A power bank is essentially just a case that contains a series of batteries (usually 18650 lithium-ion batteries) packaged in a case with at least one input for charging the bank and at least one output for charging electronics (usually some flavor of USB). Even more simply put, it is an easy way to store, carry, and then access electricity.

How Do I Use One?

There are a lot of ways to use a power bank in the backcountry, some of which I have already mentioned. There are some specific ways that I use mine that I can share. The primary use for mine is to keep my phone operational. Today’s smartphones offer excellent GPS functionality (better than many dedicated GPS units), long battery life, excellent cameras, and emergency connectivity in far-flung places. They are also quite a bit more rugged with many of them even being submersible. I will never be caught without a map and compass but my cell phone is central to a lot of what I do when outdoors.
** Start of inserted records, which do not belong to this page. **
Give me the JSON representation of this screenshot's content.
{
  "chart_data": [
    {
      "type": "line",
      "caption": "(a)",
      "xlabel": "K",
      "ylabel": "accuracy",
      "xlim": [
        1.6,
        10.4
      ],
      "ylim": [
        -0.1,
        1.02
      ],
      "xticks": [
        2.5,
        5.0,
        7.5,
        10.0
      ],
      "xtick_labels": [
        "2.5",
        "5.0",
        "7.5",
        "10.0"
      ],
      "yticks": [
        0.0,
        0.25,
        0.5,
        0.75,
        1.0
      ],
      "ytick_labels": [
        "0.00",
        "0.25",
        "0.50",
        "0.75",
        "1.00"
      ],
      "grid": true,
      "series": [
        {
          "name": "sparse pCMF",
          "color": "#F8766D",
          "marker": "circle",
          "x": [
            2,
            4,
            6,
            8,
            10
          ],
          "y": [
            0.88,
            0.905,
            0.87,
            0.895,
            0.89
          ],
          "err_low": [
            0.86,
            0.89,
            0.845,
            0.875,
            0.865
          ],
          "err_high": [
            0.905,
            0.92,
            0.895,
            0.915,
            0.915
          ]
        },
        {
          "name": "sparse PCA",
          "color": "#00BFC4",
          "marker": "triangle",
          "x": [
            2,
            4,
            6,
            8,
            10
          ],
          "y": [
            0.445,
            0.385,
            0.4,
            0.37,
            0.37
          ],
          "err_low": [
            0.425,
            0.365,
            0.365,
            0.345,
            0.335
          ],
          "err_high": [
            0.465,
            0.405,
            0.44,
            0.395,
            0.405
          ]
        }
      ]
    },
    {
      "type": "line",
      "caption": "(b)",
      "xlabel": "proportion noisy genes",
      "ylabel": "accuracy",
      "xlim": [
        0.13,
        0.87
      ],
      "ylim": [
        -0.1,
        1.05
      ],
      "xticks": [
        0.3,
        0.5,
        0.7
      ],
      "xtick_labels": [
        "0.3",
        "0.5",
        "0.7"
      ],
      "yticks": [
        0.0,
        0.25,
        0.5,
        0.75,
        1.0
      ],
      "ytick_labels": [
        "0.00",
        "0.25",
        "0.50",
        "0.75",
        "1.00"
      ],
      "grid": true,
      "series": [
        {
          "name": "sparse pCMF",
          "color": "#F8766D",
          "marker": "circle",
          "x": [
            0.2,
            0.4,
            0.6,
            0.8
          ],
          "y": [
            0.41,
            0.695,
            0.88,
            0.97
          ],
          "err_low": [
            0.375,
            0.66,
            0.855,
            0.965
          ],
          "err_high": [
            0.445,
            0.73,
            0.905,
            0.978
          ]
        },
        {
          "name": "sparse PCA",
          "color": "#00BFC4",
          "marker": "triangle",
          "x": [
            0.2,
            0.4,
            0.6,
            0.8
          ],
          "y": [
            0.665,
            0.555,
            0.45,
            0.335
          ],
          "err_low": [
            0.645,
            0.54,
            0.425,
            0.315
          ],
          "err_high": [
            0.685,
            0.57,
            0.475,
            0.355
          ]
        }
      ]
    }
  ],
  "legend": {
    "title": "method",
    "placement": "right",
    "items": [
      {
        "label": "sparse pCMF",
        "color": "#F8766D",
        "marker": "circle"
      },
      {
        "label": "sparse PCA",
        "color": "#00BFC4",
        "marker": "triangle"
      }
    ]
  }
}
Additionally, I use other accessories with my power banks that let me charge batteries or directly charge USB-rechargeable headlamps and flashlights. By carefully selecting my lights and carrying a power bank, I can reduce the number of spare batteries that I have to carry.

Other Considerations

  • Be sure to test a power bank with your devices before you head out. You need to understand how much power you’ll need and how quickly you can charge your devices.
  • Cold weather can be hard on the lithium-ion cells contained in most battery banks. Choose your power bank with this in mind. If you will be out in cold weather, your power bank should be small enough to carry in a pocket under your insulation layers to ensure that it remains functional.
  • Quality power banks aren’t that expensive. Don’t skimp. The quality of the cells inside the power bank is often reflected in the price. You will see better performance from a quality power bank.


I have used Anker power banks for years. The Anker Powercore 10000, in particular, is beloved among many backcountry travelers for its combination of lightweight (6.34 ounces), compact size (about the size of a deck of cards), quality, and affordability. If I could only have one, it would be this one.

Click Here: Anker Powercore 10000 on Amazon (affiliate link)

I also use an Anker Powercore 20000 that I have owned for years. It is about twice and size and slightly more than twice the weight of my Powercore 10,000mah in part because it is a slightly older model. The current model is slightly lighter than mine.

Click Here: Anker Powercore 20000 on Amazon (affiliate link)

The options for these power banks are extensive. Stick to a quality maker and select the options you need. Anker has always worked for me, they are known for good service, they use quality cells, and they are rugged without being bulky.

Do you have a gear or concept recommendation that fits the On Foot, Off Grid series? Tell us about it in the comments below or drop us a line on the Contact page.

The above URLs may be affiliate links.

4 Responses to On Foot, Off Grid: Battery Banks

  1. Marcus June 17, 2019 at 20:25 #

    Two immediate thoughts on future topics: 1) Solar recharging options – are there any worth serious consideration, 2) alternate comms (e.g., point to point SMS)

    • Matt June 17, 2019 at 22:05 #

      Good thoughts! Thank you. I have some experience with solar and very little with point to point comms… but I know someone who knows more. I’ll see what I can do.

  2. Marmatt June 18, 2019 at 08:31 #

    I have used the power core 10K for about 2 1/2 years. I have been very pleased with it. I find that if I use my phone in airplane mode for a majority of the time I can easily get a week’s worth of recharge using while using it for taking photos, using off-line apps, occasionally checking signal, Etc.

    • Matt June 18, 2019 at 08:39 #

      That is exactly what I do – airplane mode and turn off when not in use. I could get around 2 days out of my old iPhone 6S on a single charge using my mapping and GPS apps along with occasional pictures, texts, etc. My new iPhone XR has significantly more battery life and I suspect I could get 4 days or more on a charge but I haven’t tried to stretch it that far yet. A modern smartphone and good power bank should easily keep you up and running for a week or more.